L’Oratorio dedicato al Santissimo Nome di Maria
L’Oratorio dedicato allo Spirito Santo

Il borgo di Noce ha legato la sua esistenza all’allevamento, una delle poche attività praticabili in un territorio che si presentava duro e arido, e che richiedeva tanta fatica con scarsi risultati. Dal paese partiva la strada “Trianara” che in circa 6 chilometri conduceva al villaggio della Formentara dove i pastori portavano gli animali all’alpeggio. Di fatto con la transumanza era l’intero borgo che si trasferiva in alto, a 1000 metri, dove era possibile coltivare frumento e ottime patate. Oggi il villaggio della Formentara è abbandonato, le belle case in sasso sono cadute in rovina, ma, per secoli, a partire dal XVI secolo ha rappresentato la sopravvivenza per quelle genti.

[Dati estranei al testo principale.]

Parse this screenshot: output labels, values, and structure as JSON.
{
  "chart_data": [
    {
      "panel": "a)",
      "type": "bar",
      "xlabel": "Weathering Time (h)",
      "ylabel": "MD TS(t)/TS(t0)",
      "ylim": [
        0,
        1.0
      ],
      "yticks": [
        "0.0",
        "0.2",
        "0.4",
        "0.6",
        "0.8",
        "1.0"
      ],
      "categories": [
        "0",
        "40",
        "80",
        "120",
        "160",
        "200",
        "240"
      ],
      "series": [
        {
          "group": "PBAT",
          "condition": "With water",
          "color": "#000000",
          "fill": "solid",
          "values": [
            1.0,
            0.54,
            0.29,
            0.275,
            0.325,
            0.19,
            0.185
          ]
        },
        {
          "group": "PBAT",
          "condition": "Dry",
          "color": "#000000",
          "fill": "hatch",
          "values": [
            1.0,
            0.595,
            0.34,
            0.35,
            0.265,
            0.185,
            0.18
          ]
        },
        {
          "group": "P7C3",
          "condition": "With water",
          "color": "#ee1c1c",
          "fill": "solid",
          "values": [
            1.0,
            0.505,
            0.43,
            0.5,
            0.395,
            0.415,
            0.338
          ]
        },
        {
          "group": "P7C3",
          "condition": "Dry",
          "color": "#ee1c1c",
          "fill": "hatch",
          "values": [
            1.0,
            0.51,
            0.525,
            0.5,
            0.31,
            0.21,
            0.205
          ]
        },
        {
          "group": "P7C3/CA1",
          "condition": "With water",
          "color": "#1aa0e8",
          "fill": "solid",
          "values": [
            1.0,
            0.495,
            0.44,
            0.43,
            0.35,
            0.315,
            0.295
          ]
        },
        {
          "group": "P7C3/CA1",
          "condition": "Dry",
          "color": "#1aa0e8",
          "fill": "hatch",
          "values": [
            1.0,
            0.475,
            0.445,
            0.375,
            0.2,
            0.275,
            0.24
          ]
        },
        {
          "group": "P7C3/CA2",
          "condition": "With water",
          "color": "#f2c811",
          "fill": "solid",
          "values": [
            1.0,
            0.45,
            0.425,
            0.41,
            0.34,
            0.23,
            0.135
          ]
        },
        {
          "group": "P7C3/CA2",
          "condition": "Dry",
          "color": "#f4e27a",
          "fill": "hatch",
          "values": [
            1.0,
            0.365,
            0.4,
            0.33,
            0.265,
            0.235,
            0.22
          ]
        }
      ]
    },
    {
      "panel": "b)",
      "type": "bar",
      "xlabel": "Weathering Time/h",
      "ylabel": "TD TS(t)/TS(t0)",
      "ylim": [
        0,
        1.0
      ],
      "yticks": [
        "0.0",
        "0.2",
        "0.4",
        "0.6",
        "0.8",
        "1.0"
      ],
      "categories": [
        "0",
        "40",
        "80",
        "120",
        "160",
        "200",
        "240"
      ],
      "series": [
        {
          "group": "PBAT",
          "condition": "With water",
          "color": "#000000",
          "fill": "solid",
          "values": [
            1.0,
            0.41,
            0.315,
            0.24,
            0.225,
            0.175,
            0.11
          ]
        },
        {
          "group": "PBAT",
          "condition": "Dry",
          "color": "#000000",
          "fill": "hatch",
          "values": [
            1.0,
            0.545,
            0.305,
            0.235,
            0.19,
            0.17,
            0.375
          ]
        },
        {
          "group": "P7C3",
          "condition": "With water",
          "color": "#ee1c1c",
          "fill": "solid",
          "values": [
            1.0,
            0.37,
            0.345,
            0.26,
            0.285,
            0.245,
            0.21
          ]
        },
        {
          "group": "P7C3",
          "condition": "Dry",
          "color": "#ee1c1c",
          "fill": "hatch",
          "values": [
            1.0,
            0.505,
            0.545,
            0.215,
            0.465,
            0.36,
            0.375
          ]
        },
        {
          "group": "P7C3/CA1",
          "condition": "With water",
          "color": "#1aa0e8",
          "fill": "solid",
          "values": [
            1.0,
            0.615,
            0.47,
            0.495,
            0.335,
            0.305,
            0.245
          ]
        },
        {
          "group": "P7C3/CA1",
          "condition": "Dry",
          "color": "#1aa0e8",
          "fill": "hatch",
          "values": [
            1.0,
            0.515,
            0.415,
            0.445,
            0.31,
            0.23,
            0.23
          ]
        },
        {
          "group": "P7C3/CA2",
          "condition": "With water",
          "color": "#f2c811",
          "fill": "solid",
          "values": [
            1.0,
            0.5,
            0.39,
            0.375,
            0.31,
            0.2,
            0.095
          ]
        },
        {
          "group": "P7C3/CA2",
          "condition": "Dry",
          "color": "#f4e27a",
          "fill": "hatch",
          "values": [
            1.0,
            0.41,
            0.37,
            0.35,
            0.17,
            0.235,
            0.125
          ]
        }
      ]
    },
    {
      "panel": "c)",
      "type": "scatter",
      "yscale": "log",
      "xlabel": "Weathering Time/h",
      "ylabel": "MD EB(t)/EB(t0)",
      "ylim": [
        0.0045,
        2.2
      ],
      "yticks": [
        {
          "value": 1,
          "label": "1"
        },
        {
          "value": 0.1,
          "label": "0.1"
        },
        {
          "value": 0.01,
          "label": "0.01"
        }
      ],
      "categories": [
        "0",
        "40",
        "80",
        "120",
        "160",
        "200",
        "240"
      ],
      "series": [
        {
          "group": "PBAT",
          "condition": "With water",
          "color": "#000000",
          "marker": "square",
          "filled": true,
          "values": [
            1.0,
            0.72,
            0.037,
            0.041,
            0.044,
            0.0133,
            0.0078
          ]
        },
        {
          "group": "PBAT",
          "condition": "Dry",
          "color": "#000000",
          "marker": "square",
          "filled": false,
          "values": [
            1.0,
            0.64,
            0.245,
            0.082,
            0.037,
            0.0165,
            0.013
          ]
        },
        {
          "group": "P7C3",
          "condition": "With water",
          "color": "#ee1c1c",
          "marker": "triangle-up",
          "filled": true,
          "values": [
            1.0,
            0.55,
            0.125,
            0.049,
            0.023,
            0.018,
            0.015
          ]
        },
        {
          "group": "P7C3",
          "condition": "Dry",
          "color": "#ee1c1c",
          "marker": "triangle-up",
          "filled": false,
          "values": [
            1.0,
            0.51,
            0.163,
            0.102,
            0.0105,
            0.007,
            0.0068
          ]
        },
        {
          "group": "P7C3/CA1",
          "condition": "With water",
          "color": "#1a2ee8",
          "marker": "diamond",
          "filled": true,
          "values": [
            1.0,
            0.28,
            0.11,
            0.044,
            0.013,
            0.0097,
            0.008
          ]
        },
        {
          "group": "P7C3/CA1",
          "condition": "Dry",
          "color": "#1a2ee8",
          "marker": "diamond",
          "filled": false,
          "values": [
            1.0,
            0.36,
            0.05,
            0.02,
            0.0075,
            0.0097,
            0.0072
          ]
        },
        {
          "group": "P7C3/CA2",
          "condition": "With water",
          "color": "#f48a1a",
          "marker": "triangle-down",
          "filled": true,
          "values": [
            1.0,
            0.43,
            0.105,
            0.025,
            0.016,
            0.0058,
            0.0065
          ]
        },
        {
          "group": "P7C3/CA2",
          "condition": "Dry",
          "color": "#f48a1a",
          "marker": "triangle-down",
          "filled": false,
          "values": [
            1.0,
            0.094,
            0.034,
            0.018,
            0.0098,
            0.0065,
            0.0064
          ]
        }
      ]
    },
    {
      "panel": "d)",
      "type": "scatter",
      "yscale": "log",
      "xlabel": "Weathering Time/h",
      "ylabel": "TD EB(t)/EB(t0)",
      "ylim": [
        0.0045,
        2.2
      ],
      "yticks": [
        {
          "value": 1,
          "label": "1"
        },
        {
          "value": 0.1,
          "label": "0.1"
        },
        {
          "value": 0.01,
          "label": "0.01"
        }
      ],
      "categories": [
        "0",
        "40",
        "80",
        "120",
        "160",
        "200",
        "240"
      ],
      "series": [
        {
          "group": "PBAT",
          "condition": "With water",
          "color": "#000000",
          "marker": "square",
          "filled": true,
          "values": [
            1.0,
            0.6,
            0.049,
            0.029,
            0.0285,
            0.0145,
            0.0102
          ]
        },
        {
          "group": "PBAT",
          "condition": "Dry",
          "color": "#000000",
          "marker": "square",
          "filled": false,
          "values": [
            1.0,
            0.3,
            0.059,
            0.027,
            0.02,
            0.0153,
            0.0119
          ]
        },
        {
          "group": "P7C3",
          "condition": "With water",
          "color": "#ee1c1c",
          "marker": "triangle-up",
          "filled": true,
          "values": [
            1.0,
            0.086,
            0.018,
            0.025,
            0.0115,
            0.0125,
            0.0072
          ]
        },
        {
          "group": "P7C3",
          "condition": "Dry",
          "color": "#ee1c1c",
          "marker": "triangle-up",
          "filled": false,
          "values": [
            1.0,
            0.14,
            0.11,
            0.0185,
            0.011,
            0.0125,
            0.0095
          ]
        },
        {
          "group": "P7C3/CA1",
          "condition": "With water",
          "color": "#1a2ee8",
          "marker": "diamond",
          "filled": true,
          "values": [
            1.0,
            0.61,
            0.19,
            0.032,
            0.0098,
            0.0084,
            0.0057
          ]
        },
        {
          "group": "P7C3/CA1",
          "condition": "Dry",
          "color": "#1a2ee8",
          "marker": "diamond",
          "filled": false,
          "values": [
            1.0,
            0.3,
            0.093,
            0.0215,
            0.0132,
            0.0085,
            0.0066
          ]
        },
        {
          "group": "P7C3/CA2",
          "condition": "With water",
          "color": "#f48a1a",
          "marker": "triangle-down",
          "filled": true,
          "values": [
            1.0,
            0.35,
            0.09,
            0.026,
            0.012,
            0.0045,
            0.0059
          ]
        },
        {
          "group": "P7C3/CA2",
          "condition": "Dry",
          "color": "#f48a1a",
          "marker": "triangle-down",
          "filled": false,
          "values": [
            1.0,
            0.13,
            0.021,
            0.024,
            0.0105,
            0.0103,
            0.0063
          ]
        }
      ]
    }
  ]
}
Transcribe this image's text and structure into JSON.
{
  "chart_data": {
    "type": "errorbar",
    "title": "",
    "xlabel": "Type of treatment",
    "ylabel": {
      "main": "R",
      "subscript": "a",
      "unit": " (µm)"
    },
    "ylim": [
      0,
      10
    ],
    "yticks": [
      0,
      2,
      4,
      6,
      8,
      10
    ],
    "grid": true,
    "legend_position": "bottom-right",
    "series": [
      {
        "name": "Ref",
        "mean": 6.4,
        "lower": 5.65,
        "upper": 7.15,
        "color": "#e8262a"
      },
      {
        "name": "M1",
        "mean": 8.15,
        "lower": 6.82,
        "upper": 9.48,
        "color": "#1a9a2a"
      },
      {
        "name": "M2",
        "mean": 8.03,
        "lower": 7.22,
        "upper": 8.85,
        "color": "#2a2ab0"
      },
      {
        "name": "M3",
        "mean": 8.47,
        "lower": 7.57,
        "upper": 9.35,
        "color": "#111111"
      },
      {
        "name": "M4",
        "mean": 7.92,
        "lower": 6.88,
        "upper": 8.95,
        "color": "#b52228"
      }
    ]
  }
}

Il paese è composto da due frazioni vicine, Costa e Canale, ognuna delle quali dispone di un Oratorio, dedicato al Santissimo Nome di Maria e risalente probabilmente al 1636 il primo, al Santo Spirito e edificato nel  1742, ma potrebbe essere ben più antico, il secondo; entrambi erano dipendenti dalla chiesa madre di Patigno.

Il paese ha subito devastazioni nel corso dei due terribili rastrellamenti, ad opera dei soldati nazi-fascisti , dell’agosto 1944 e del gennaio 1945.